I'm working on a post about why I blog. It's getting long. Just so you know, if I ever tell you that I'm giving you the short version of something, just laugh and laugh and laugh and laugh. There is no such thing. I used to get frustrated because some D/deaf and hard of hearing people I know will just go on and on, telling me stories about some rather mundane event. It used to drive me up the wall... until I realized that I did the same thing! I can't just tell you how my day was. I have to start with telling you how I couldn't get out of bed, what I had for breakfast, how long it took me to get to work, etc. Most people say, "Good, and you?" when I ask them how they are. I give them my life story! So I'm trying to be a more gracious listener and a more succinct storyteller (Like I said, just laugh and laugh and laugh).

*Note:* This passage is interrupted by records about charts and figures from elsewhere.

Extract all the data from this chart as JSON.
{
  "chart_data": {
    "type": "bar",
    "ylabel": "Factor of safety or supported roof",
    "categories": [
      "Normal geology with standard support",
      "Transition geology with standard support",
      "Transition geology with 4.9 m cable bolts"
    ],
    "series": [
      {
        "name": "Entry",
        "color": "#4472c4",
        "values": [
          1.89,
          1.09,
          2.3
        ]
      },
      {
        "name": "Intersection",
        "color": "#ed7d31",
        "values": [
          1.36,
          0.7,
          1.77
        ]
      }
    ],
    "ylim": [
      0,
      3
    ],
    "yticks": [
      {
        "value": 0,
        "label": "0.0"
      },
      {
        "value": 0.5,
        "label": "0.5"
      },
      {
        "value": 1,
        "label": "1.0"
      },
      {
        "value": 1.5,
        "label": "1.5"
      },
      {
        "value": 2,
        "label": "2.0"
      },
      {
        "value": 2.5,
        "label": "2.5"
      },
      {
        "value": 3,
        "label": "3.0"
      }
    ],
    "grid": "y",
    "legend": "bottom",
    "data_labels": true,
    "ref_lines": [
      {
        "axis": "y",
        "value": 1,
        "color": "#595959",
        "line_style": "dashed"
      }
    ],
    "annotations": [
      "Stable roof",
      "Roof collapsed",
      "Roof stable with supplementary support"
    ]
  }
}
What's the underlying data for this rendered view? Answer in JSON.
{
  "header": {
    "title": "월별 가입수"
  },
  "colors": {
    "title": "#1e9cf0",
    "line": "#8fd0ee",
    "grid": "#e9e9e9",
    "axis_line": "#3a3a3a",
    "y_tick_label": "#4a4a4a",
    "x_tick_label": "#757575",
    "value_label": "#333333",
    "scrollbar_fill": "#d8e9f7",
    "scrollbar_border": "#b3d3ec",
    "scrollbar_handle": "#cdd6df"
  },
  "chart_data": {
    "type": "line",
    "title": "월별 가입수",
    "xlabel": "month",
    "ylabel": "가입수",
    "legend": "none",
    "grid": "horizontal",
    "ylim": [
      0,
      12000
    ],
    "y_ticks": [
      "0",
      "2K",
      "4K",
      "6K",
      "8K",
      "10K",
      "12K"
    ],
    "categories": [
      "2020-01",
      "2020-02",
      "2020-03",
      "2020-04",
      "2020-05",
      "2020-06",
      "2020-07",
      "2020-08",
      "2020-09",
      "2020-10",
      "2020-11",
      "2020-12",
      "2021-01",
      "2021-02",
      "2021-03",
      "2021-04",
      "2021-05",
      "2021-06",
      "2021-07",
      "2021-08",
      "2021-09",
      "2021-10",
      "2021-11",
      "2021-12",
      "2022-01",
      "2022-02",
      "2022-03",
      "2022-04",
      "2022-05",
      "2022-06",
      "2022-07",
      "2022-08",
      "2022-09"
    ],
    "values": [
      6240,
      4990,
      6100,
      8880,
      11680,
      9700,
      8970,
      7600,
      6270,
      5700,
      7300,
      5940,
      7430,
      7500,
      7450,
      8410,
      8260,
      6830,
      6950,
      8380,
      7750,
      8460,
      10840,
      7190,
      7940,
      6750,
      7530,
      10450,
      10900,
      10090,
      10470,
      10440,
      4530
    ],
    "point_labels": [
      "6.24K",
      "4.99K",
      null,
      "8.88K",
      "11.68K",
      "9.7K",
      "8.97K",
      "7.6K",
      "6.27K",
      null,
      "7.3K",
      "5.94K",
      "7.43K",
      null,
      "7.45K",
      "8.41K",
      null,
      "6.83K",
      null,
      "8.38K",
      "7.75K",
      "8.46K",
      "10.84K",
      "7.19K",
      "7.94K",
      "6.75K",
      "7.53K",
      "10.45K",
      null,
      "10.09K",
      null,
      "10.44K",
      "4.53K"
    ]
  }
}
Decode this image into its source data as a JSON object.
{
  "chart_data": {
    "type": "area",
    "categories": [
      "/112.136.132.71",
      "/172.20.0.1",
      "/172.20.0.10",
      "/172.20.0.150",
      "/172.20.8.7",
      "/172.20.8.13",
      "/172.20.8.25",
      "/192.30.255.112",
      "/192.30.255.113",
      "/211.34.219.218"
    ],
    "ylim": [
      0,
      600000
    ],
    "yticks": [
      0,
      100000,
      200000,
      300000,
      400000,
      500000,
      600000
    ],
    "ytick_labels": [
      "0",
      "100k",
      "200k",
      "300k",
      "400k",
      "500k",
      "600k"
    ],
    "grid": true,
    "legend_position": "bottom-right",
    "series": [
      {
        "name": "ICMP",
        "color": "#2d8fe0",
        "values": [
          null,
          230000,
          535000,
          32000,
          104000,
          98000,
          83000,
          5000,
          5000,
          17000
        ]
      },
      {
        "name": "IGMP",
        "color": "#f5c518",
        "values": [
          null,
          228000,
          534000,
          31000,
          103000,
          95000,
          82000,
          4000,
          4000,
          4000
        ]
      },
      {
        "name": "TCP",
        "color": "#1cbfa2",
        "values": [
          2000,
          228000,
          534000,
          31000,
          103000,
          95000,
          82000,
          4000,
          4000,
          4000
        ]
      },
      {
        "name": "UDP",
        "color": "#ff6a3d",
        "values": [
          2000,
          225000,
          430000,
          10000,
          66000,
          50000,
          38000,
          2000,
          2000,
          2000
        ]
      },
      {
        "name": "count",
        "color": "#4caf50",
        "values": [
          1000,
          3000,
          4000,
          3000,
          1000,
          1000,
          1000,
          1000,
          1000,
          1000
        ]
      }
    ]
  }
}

That is something that takes getting used to, though, when I'm around people with hearing loss - the stories. It takes longer, I think, to get through conversations because they don't have the same staccato as conversations among people who can hear. Conversations in the D/deaf and hard of hearing world are long and lengthy and full of rabbit trails. They might hover briefly at the surface but then they plunge deeper. It seems to me that people who can hear take longer to be vulnerable. They seem reluctant to just sit and talk. They always have to be doing something or going somewhere and they have to do it all in a crowd, never one on one.
But when you can't hear, you are already vulnerable and more willing to let your guard down with others. Your hearing has been stripped away and you can more easily see the things that matter. So you zip through things like what's your favorite color and what kind of music do you like and go straight to discussing what was it like for you growing up and how do you deal with your hearing loss? I think, too, that when you live on the outskirts of every other conversation, you are just so eager to connect, especially with those who can share your pain. So you tell stories and bond.
And live happily ever after. The end.